Question

A restaurant manager collected data to predict monthly sales for the restaurant from monthly advertising expenses. The model created from the data showed that 36 percent of the variation in monthly sales could be explained by monthly advertising expenses. What was the value of the correlation coefficient? *

Answer 1

Answer:

The correlation coefficient is 0.60.

Step-by-step explanation:

R-squared is a statistical quantity that measures, just how near the values are to the fitted regression line.

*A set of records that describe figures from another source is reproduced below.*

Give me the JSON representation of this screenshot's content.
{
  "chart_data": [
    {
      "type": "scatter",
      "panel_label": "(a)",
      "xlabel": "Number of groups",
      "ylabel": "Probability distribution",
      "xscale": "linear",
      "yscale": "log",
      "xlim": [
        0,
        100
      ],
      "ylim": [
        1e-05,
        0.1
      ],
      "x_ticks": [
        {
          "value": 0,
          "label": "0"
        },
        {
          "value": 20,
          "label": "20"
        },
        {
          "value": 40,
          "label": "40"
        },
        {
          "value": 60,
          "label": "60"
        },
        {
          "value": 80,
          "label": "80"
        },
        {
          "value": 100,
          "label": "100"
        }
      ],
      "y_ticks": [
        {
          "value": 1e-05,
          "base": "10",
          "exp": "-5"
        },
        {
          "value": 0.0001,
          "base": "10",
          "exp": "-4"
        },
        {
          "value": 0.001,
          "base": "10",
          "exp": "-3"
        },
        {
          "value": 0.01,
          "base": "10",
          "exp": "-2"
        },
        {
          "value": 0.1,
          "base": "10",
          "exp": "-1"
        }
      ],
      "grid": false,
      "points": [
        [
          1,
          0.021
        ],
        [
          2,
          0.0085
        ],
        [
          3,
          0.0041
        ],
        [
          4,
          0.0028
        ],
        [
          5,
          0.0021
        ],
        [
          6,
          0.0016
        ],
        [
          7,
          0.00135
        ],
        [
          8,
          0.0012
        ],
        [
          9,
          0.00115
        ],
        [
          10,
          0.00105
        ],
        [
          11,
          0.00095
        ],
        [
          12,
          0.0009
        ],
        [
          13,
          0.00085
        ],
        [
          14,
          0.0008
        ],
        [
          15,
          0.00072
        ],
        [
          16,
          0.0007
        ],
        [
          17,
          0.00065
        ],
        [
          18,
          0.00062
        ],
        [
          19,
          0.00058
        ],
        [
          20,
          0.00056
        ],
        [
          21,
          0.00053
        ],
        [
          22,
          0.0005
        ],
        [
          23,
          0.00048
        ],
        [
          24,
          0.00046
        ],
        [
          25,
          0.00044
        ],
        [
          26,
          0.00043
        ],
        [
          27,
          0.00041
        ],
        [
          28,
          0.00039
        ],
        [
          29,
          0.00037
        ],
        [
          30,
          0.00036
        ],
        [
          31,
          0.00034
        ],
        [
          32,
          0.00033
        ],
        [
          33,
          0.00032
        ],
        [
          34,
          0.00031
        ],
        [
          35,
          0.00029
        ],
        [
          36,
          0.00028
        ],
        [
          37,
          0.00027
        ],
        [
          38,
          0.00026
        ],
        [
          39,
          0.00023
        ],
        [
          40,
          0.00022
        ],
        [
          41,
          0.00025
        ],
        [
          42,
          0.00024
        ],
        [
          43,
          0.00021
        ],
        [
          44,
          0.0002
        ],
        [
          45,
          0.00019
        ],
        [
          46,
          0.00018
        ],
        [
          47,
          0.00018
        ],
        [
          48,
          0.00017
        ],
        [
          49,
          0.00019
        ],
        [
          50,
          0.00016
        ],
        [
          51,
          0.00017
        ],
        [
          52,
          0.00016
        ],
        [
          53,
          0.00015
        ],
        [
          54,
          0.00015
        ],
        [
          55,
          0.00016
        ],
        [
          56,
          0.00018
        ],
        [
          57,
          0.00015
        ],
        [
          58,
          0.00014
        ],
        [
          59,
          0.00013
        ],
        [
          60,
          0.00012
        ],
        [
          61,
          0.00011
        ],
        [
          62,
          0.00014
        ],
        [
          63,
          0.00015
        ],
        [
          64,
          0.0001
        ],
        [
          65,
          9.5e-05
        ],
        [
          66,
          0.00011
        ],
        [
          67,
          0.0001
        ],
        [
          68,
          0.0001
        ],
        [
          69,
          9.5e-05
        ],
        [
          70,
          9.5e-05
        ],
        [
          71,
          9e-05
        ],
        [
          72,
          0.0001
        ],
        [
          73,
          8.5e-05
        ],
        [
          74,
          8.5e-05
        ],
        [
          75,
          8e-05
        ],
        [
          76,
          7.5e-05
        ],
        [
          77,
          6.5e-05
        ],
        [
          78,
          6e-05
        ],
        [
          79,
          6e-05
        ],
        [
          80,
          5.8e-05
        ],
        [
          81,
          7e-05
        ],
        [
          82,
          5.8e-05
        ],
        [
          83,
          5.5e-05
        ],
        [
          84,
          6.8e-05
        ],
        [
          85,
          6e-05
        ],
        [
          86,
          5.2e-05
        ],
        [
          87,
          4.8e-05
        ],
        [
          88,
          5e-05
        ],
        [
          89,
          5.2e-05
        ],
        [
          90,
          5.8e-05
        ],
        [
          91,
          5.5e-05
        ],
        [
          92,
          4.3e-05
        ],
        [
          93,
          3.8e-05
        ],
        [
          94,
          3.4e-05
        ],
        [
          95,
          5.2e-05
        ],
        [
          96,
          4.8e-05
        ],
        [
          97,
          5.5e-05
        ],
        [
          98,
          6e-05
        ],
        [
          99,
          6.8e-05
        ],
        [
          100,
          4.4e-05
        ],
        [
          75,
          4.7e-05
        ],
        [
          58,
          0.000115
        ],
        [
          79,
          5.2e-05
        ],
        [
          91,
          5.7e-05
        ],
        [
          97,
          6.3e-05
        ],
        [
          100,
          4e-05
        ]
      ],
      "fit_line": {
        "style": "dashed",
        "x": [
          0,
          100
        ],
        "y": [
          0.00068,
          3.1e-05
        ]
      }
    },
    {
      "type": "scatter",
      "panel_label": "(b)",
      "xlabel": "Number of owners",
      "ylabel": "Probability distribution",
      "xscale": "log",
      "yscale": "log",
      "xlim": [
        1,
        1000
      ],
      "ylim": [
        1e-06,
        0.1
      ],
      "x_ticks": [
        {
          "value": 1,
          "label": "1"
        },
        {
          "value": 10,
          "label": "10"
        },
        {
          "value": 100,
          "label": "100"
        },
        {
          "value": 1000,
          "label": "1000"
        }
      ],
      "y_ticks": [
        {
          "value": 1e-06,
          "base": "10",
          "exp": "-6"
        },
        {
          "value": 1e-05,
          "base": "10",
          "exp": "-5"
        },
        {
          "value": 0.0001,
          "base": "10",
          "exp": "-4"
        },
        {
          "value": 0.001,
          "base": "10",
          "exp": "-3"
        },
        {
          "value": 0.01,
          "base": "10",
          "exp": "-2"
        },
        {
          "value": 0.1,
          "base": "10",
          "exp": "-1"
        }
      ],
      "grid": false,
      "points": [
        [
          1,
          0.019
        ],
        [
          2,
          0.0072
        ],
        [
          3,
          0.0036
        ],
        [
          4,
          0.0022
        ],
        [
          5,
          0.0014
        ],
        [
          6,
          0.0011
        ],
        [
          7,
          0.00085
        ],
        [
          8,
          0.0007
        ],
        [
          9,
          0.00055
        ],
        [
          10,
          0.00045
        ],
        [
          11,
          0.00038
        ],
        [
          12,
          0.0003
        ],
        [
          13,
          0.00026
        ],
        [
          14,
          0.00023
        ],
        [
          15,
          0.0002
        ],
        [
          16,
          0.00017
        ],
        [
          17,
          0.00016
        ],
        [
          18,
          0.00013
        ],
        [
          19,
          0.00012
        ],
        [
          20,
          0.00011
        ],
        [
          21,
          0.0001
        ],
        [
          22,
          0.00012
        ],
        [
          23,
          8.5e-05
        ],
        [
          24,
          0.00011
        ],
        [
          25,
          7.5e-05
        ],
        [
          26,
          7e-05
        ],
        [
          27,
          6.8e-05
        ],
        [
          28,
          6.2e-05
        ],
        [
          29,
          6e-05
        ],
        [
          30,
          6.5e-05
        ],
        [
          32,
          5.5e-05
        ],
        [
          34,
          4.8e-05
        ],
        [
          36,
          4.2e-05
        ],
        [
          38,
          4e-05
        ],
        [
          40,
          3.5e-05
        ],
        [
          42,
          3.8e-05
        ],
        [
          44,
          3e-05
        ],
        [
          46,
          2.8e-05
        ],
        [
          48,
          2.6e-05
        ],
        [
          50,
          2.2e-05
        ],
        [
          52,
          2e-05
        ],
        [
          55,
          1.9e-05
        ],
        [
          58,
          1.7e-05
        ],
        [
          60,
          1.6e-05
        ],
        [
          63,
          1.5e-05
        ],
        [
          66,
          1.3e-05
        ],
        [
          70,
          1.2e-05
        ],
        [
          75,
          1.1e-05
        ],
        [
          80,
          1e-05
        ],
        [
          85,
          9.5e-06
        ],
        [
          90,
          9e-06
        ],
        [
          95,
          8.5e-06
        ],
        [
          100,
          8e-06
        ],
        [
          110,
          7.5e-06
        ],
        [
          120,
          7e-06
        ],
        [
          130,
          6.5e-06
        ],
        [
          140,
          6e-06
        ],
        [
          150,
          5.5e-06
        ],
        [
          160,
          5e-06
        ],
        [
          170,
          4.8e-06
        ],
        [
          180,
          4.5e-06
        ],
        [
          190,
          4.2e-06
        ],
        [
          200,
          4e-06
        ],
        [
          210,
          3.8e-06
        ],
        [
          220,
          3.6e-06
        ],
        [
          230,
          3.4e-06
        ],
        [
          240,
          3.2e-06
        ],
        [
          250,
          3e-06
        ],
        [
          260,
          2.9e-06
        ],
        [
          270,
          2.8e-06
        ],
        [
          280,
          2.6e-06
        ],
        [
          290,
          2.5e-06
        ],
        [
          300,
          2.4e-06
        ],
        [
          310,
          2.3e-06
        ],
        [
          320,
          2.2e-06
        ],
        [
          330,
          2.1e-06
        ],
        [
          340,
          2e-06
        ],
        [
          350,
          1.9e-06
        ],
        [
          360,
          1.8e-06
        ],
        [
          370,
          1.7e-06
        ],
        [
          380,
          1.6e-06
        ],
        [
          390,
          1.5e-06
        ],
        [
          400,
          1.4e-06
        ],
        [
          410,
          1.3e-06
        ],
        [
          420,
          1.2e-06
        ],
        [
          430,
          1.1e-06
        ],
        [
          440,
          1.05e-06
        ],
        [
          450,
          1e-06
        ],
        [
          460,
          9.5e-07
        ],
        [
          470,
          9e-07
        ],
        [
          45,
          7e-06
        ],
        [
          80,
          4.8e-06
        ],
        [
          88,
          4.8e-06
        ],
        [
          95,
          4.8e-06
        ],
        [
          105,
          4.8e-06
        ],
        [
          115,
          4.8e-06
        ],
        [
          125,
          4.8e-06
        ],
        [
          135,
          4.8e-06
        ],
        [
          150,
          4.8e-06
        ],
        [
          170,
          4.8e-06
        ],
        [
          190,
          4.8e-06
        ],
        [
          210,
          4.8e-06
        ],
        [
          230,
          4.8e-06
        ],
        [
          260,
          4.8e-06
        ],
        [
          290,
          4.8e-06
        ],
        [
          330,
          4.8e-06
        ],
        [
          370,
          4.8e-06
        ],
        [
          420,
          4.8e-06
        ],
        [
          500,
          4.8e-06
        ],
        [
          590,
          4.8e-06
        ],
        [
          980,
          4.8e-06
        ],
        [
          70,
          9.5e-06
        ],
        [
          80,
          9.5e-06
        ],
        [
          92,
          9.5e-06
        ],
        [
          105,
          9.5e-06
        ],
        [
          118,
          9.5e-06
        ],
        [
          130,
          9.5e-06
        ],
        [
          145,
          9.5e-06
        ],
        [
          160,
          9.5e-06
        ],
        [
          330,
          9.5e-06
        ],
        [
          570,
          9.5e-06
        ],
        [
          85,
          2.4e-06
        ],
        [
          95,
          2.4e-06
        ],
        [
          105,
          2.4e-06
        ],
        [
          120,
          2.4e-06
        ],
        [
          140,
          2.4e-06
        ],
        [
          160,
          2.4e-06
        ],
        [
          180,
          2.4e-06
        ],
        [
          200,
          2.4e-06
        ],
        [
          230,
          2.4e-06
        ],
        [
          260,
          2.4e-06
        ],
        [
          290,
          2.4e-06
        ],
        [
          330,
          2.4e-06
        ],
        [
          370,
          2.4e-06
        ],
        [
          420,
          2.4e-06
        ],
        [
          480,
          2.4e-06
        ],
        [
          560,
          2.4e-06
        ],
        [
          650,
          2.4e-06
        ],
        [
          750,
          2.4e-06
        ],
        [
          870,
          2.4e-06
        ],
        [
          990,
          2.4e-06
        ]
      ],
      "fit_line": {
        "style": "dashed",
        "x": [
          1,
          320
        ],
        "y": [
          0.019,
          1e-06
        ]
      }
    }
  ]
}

It is also known as the coefficient-of-determination.

The coefficient of determination R² specifies the percentage of the variance in the dependent variable (Y) that is forecasted or explained by linear regression and the forecaster variable (X, also recognized as the independent-variable).

The coefficient of determination R² can be computed by the formula,

$R^{2}=[r(X,Y)]^{2}$

The coefficient of determination is the square of the correlation coefficient.

The restaurant manager wanted to estimate the monthly sales for the restaurant from monthly advertising expenses.

Here,

Y = monthly sales for the restaurant

X = monthly advertising expenses

It is provided that, 36% of the variation in monthly sales could be explained by monthly advertising expenses.

That is, the value of R² is 0.36.

Compute the correlation coefficient value between X and Y as follows:

$[r(X,Y)]^{2}=R^{2}$

               $=\sqrt{R^{2}}\\=\sqrt{0.36}\\=\pm0.60$

Now the values of monthly sales and monthly advertising expenses can never be negative.

So, the correlation between the two variables can never be negative either.

Thus, the correlation coefficient is 0.60.

Answer 2

Answer:

The value of the coefficient of correlation (r) is 0.6.

Step-by-step explanation:

It has been provided that the coefficient of determination $(R^{2} )= 0.36$.

It is known that the coefficient of determination depicts the variation in the dependent variation which is explained by the explanatory (independent) variable. The symbol used for the coefficient of determination is $(R^{2} )$.

To compute the correlation coefficient from the coefficient of determination the square root is taken.

Here, the value of the correlation coefficient can be computed as:

Correlation coefficient (r) = $\sqrt{R^{2} } = \sqrt{0.36} =0.6$

Thus, the value of the coefficient of correlation (r) is 0.6.